Take a Shot of Sunshine and Call Me in the Morning
Decreased sunlight in the winter could be a contributing factor to flu season.
Wed, Jul 15, 2009 at 03:09 PM
(Photo: Manabu Ogasawara/Jupiterimages.com)
We love every season. But when the days are getting shorter, the dreaded flu season is just around the corner.
We learned from a recent article in Nature that the two might just be related. The winter flu season could be the result of our reduced exposure to sunlight, according to a review scheduled for the December issue of Epidemiology and Infection.
The evidence that shows that vitamin D (created when solar radiation strikes skin) plays an important role in our immune system includes:
One study, conducted in St Petersburg and repeated in Krasnodar, Russia, showed that young men inoculated with live attenuated influenza virus were eight times more likely to develop fever and evidence of an immune response just after the winter solstice then they were during the summer months.
Another showed that children in India with vitamin D levels of less than 10 nanograms per millilitre were 11 times more likely to have respiratory infections than those with higher levels of the vitamin.
And a series of studies from the 1930s showed that cod-liver oil, which is rich in vitamin D, can reduce viral infections by 50% in adults taking a daily dose over 4 months.

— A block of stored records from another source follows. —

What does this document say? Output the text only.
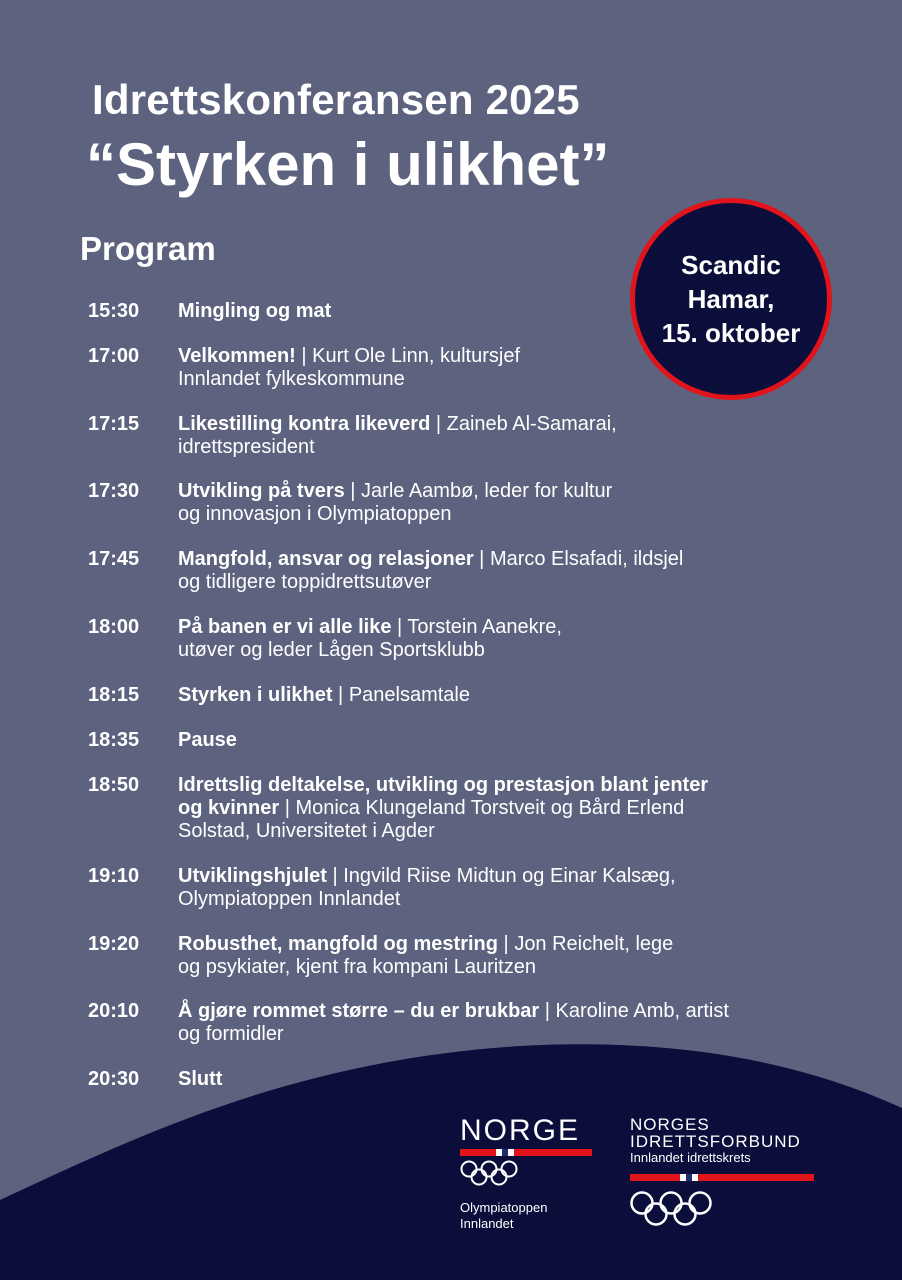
Idrettskonferansen 2025
“Styrken i ulikhet”
Program	Scandic
Hamar,
15. oktober
15:30 Mingling og mat
17:00 Velkommen! | Kurt Ole Linn, kultursjef Innlandet fylkeskommune
17:15 Likestilling kontra likeverd | Zaineb Al-Samarai, idrettspresident
17:30 Utvikling på tvers | Jarle Aambø, leder for kultur og innovasjon i Olympiatoppen
17:45 Mangfold, ansvar og relasjoner | Marco Elsafadi, ildsjel og tidligere toppidrettsutøver
18:00 På banen er vi alle like | Torstein Aanekre, utøver og leder Lågen Sportsklubb
18:15 Styrken i ulikhet | Panelsamtale
18:35 Pause
18:50 Idrettslig deltakelse, utvikling og prestasjon blant jenter og kvinner | Monica Klungeland Torstveit og Bård Erlend Solstad, Universitetet i Agder
19:10 Utviklingshjulet | Ingvild Riise Midtun og Einar Kalsæg, Olympiatoppen Innlandet
19:20 Robusthet, mangfold og mestring | Jon Reichelt, lege og psykiater, kjent fra kompani Lauritzen
20:10 Å gjøre rommet større – du er brukbar | Karoline Amb, artist og formidler
20:30 Slutt
NORGE
Olympiatoppen
Innlandet
NORGES
IDRETTSFORBUND
Innlandet idrettskrets
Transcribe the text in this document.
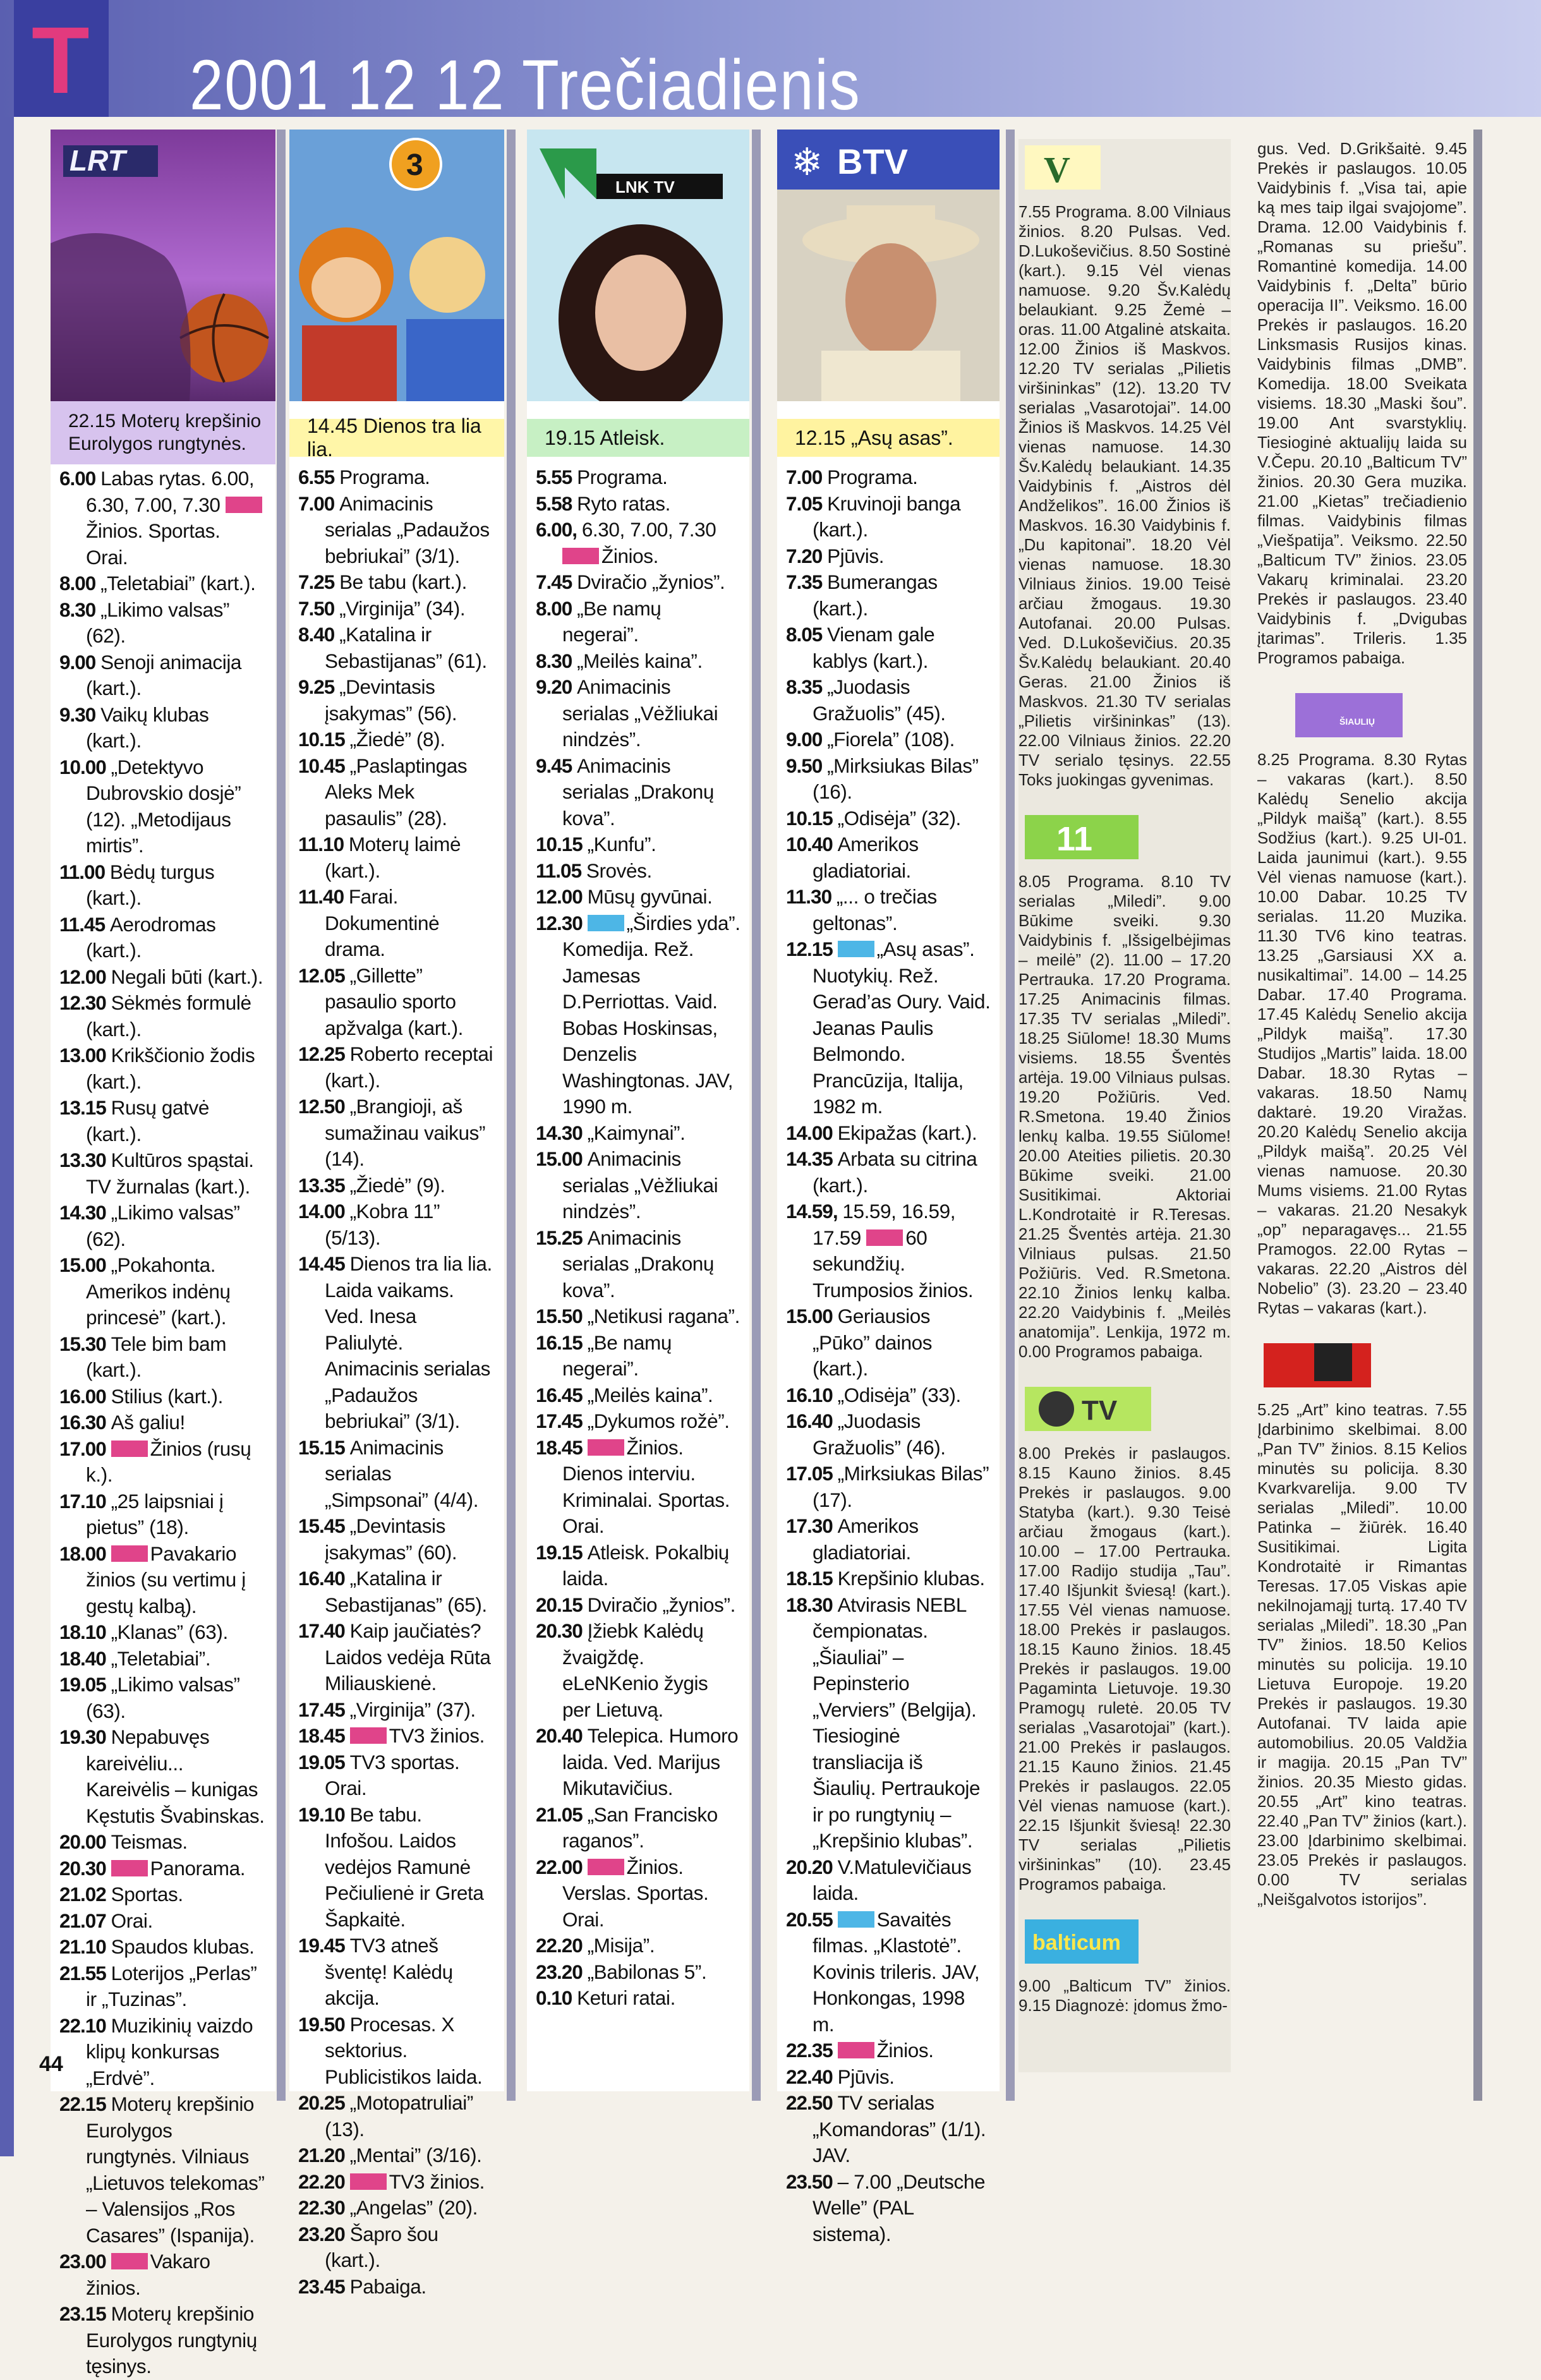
T 2001 12 12 Trečiadienis
LRT
22.15 Moterų krepšinio Eurolygos rungtynės.
6.00 Labas rytas. 6.00, 6.30, 7.00, 7.30 Žinios. Sportas. Orai.
8.00 „Teletabiai” (kart.).
8.30 „Likimo valsas” (62).
9.00 Senoji animacija (kart.).
9.30 Vaikų klubas (kart.).
10.00 „Detektyvo Dubrovskio dosjė” (12). „Metodijaus mirtis”.
11.00 Bėdų turgus (kart.).
11.45 Aerodromas (kart.).
12.00 Negali būti (kart.).
12.30 Sėkmės formulė (kart.).
13.00 Krikščionio žodis (kart.).
13.15 Rusų gatvė (kart.).
13.30 Kultūros spąstai. TV žurnalas (kart.).
14.30 „Likimo valsas” (62).
15.00 „Pokahonta. Amerikos indėnų princesė” (kart.).
15.30 Tele bim bam (kart.).
16.00 Stilius (kart.).
16.30 Aš galiu!
17.00 Žinios (rusų k.).
17.10 „25 laipsniai į pietus” (18).
18.00 Pavakario žinios (su vertimu į gestų kalbą).
18.10 „Klanas” (63).
18.40 „Teletabiai”.
19.05 „Likimo valsas” (63).
19.30 Nepabuvęs kareivėliu... Kareivėlis – kunigas Kęstutis Švabinskas.
20.00 Teismas.
20.30 Panorama.
21.02 Sportas.
21.07 Orai.
21.10 Spaudos klubas.
21.55 Loterijos „Perlas” ir „Tuzinas”.
22.10 Muzikinių vaizdo klipų konkursas „Erdvė”.
22.15 Moterų krepšinio Eurolygos rungtynės. Vilniaus „Lietuvos telekomas” – Valensijos „Ros Casares” (Ispanija).
23.00 Vakaro žinios.
23.15 Moterų krepšinio Eurolygos rungtynių tęsinys.
3
14.45 Dienos tra lia lia.
6.55 Programa.
7.00 Animacinis serialas „Padaužos bebriukai” (3/1).
7.25 Be tabu (kart.).
7.50 „Virginija” (34).
8.40 „Katalina ir Sebastijanas” (61).
9.25 „Devintasis įsakymas” (56).
10.15 „Žiedė” (8).
10.45 „Paslaptingas Aleks Mek pasaulis” (28).
11.10 Moterų laimė (kart.).
11.40 Farai. Dokumentinė drama.
12.05 „Gillette” pasaulio sporto apžvalga (kart.).
12.25 Roberto receptai (kart.).
12.50 „Brangioji, aš sumažinau vaikus” (14).
13.35 „Žiedė” (9).
14.00 „Kobra 11” (5/13).
14.45 Dienos tra lia lia. Laida vaikams. Ved. Inesa Paliulytė. Animacinis serialas „Padaužos bebriukai” (3/1).
15.15 Animacinis serialas „Simpsonai” (4/4).
15.45 „Devintasis įsakymas” (60).
16.40 „Katalina ir Sebastijanas” (65).
17.40 Kaip jaučiatės? Laidos vedėja Rūta Miliauskienė.
17.45 „Virginija” (37).
18.45 TV3 žinios.
19.05 TV3 sportas. Orai.
19.10 Be tabu. Infošou. Laidos vedėjos Ramunė Pečiulienė ir Greta Šapkaitė.
19.45 TV3 atneš šventę! Kalėdų akcija.
19.50 Procesas. X sektorius. Publicistikos laida.
20.25 „Motopatruliai” (13).
21.20 „Mentai” (3/16).
22.20 TV3 žinios.
22.30 „Angelas” (20).
23.20 Šapro šou (kart.).
23.45 Pabaiga.
LNK TV
19.15 Atleisk.
5.55 Programa.
5.58 Ryto ratas.
6.00, 6.30, 7.00, 7.30 Žinios.
7.45 Dviračio „žynios”.
8.00 „Be namų negerai”.
8.30 „Meilės kaina”.
9.20 Animacinis serialas „Vėžliukai nindzės”.
9.45 Animacinis serialas „Drakonų kova”.
10.15 „Kunfu”.
11.05 Srovės.
12.00 Mūsų gyvūnai.
12.30 „Širdies yda”. Komedija. Rež. Jamesas D.Perriottas. Vaid. Bobas Hoskinsas, Denzelis Washingtonas. JAV, 1990 m.
14.30 „Kaimynai”.
15.00 Animacinis serialas „Vėžliukai nindzės”.
15.25 Animacinis serialas „Drakonų kova”.
15.50 „Netikusi ragana”.
16.15 „Be namų negerai”.
16.45 „Meilės kaina”.
17.45 „Dykumos rožė”.
18.45 Žinios. Dienos interviu. Kriminalai. Sportas. Orai.
19.15 Atleisk. Pokalbių laida.
20.15 Dviračio „žynios”.
20.30 Įžiebk Kalėdų žvaigždę. eLeNKenio žygis per Lietuvą.
20.40 Telepica. Humoro laida. Ved. Marijus Mikutavičius.
21.05 „San Francisko raganos”.
22.00 Žinios. Verslas. Sportas. Orai.
22.20 „Misija”.
23.20 „Babilonas 5”.
0.10 Keturi ratai.
BTV
❄
12.15 „Asų asas”.
7.00 Programa.
7.05 Kruvinoji banga (kart.).
7.20 Pjūvis.
7.35 Bumerangas (kart.).
8.05 Vienam gale kablys (kart.).
8.35 „Juodasis Gražuolis” (45).
9.00 „Fiorela” (108).
9.50 „Mirksiukas Bilas” (16).
10.15 „Odisėja” (32).
10.40 Amerikos gladiatoriai.
11.30 „... o trečias geltonas”.
12.15 „Asų asas”. Nuotykių. Rež. Gerad’as Oury. Vaid. Jeanas Paulis Belmondo. Prancūzija, Italija, 1982 m.
14.00 Ekipažas (kart.).
14.35 Arbata su citrina (kart.).
14.59, 15.59, 16.59, 17.59 60 sekundžių. Trumposios žinios.
15.00 Geriausios „Pūko” dainos (kart.).
16.10 „Odisėja” (33).
16.40 „Juodasis Gražuolis” (46).
17.05 „Mirksiukas Bilas” (17).
17.30 Amerikos gladiatoriai.
18.15 Krepšinio klubas.
18.30 Atvirasis NEBL čempionatas. „Šiauliai” – Pepinsterio „Verviers” (Belgija). Tiesioginė transliacija iš Šiaulių. Pertraukoje ir po rungtynių – „Krepšinio klubas”.
20.20 V.Matulevičiaus laida.
20.55 Savaitės filmas. „Klastotė”. Kovinis trileris. JAV, Honkongas, 1998 m.
22.35 Žinios.
22.40 Pjūvis.
22.50 TV serialas „Komandoras” (1/1). JAV.
23.50 – 7.00 „Deutsche Welle” (PAL sistema).
V
7.55 Programa. 8.00 Vilniaus žinios. 8.20 Pulsas. Ved. D.Lukoševičius. 8.50 Sostinė (kart.). 9.15 Vėl vienas namuose. 9.20 Šv.Kalėdų belaukiant. 9.25 Žemė – oras. 11.00 Atgalinė atskaita. 12.00 Žinios iš Maskvos. 12.20 TV serialas „Pilietis viršininkas” (12). 13.20 TV serialas „Vasarotojai”. 14.00 Žinios iš Maskvos. 14.25 Vėl vienas namuose. 14.30 Šv.Kalėdų belaukiant. 14.35 Vaidybinis f. „Aistros dėl Andželikos”. 16.00 Žinios iš Maskvos. 16.30 Vaidybinis f. „Du kapitonai”. 18.20 Vėl vienas namuose. 18.30 Vilniaus žinios. 19.00 Teisė arčiau žmogaus. 19.30 Autofanai. 20.00 Pulsas. Ved. D.Lukoševičius. 20.35 Šv.Kalėdų belaukiant. 20.40 Geras. 21.00 Žinios iš Maskvos. 21.30 TV serialas „Pilietis viršininkas” (13). 22.00 Vilniaus žinios. 22.20 TV serialo tęsinys. 22.55 Toks juokingas gyvenimas.
11
8.05 Programa. 8.10 TV serialas „Miledi”. 9.00 Būkime sveiki. 9.30 Vaidybinis f. „Išsigelbėjimas – meilė” (2). 11.00 – 17.20 Pertrauka. 17.20 Programa. 17.25 Animacinis filmas. 17.35 TV serialas „Miledi”. 18.25 Siūlome! 18.30 Mums visiems. 18.55 Šventės artėja. 19.00 Vilniaus pulsas. 19.20 Požiūris. Ved. R.Smetona. 19.40 Žinios lenkų kalba. 19.55 Siūlome! 20.00 Ateities pilietis. 20.30 Būkime sveiki. 21.00 Susitikimai. Aktoriai L.Kondrotaitė ir R.Teresas. 21.25 Šventės artėja. 21.30 Vilniaus pulsas. 21.50 Požiūris. Ved. R.Smetona. 22.10 Žinios lenkų kalba. 22.20 Vaidybinis f. „Meilės anatomija”. Lenkija, 1972 m. 0.00 Programos pabaiga.
TV
8.00 Prekės ir paslaugos. 8.15 Kauno žinios. 8.45 Prekės ir paslaugos. 9.00 Statyba (kart.). 9.30 Teisė arčiau žmogaus (kart.). 10.00 – 17.00 Pertrauka. 17.00 Radijo studija „Tau”. 17.40 Išjunkit šviesą! (kart.). 17.55 Vėl vienas namuose. 18.00 Prekės ir paslaugos. 18.15 Kauno žinios. 18.45 Prekės ir paslaugos. 19.00 Pagamintа Lietuvoje. 19.30 Pramogų ruletė. 20.05 TV serialas „Vasarotojai” (kart.). 21.00 Prekės ir paslaugos. 21.15 Kauno žinios. 21.45 Prekės ir paslaugos. 22.05 Vėl vienas namuose (kart.). 22.15 Išjunkit šviesą! 22.30 TV serialas „Pilietis viršininkas” (10). 23.45 Programos pabaiga.
balticum
9.00 „Balticum TV” žinios. 9.15 Diagnozė: įdomus žmo-
gus. Ved. D.Grikšaitė. 9.45 Prekės ir paslaugos. 10.05 Vaidybinis f. „Visa tai, apie ką mes taip ilgai svajojome”. Drama. 12.00 Vaidybinis f. „Romanas su priešu”. Romantinė komedija. 14.00 Vaidybinis f. „Delta” būrio operacija II”. Veiksmo. 16.00 Prekės ir paslaugos. 16.20 Linksmasis Rusijos kinas. Vaidybinis filmas „DMB”. Komedija. 18.00 Sveikata visiems. 18.30 „Maski šou”. 19.00 Ant svarstyklių. Tiesioginė aktualijų laida su V.Čepu. 20.10 „Balticum TV” žinios. 20.30 Gera muzika. 21.00 „Kietas” trečiadienio filmas. Vaidybinis filmas „Viešpatija”. Veiksmo. 22.50 „Balticum TV” žinios. 23.05 Vakarų kriminalai. 23.20 Prekės ir paslaugos. 23.40 Vaidybinis f. „Dvigubas įtarimas”. Trileris. 1.35 Programos pabaiga.
ŠIAULIŲ
8.25 Programa. 8.30 Rytas – vakaras (kart.). 8.50 Kalėdų Senelio akcija „Pildyk maišą” (kart.). 8.55 Sodžius (kart.). 9.25 UI-01. Laida jaunimui (kart.). 9.55 Vėl vienas namuose (kart.). 10.00 Dabar. 10.25 TV serialas. 11.20 Muzika. 11.30 TV6 kino teatras. 13.25 „Garsiausi XX a. nusikaltimai”. 14.00 – 14.25 Dabar. 17.40 Programa. 17.45 Kalėdų Senelio akcija „Pildyk maišą”. 17.30 Studijos „Martis” laida. 18.00 Dabar. 18.30 Rytas – vakaras. 18.50 Namų daktarė. 19.20 Viražas. 20.20 Kalėdų Senelio akcija „Pildyk maišą”. 20.25 Vėl vienas namuose. 20.30 Mums visiems. 21.00 Rytas – vakaras. 21.20 Nesakyk „op” neparagavęs... 21.55 Pramogos. 22.00 Rytas – vakaras. 22.20 „Aistros dėl Nobelio” (3). 23.20 – 23.40 Rytas – vakaras (kart.).
5.25 „Art” kino teatras. 7.55 Įdarbinimo skelbimai. 8.00 „Pan TV” žinios. 8.15 Kelios minutės su policija. 8.30 Kvarkvarelija. 9.00 TV serialas „Miledi”. 10.00 Patinka – žiūrėk. 16.40 Susitikimai. Ligita Kondrotaitė ir Rimantas Teresas. 17.05 Viskas apie nekilnojamąjį turtą. 17.40 TV serialas „Miledi”. 18.30 „Pan TV” žinios. 18.50 Kelios minutės su policija. 19.10 Lietuva Europoje. 19.20 Prekės ir paslaugos. 19.30 Autofanai. TV laida apie automobilius. 20.05 Valdžia ir magija. 20.15 „Pan TV” žinios. 20.35 Miesto gidas. 20.55 „Art” kino teatras. 22.40 „Pan TV” žinios (kart.). 23.00 Įdarbinimo skelbimai. 23.05 Prekės ir paslaugos. 0.00 TV serialas „Neišgalvotos istorijos”.
44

But the theory still needs rigorous testing before doctors can recommend vitamin D to treat or prevent the flu, says the study’s lead author, John Cannell. Seems to be a bit of a do-as-I-say-not-as-I-do situation: he himself takes several times the government’s recommended dose every day during the winter.
While we don’t condone popping excessive amounts of vitamins, we do think getting a little extra vitamin D couldn’t hurt. Especially if it involves, say, a trip to the sunny, sandy beaches of Mexico in early February.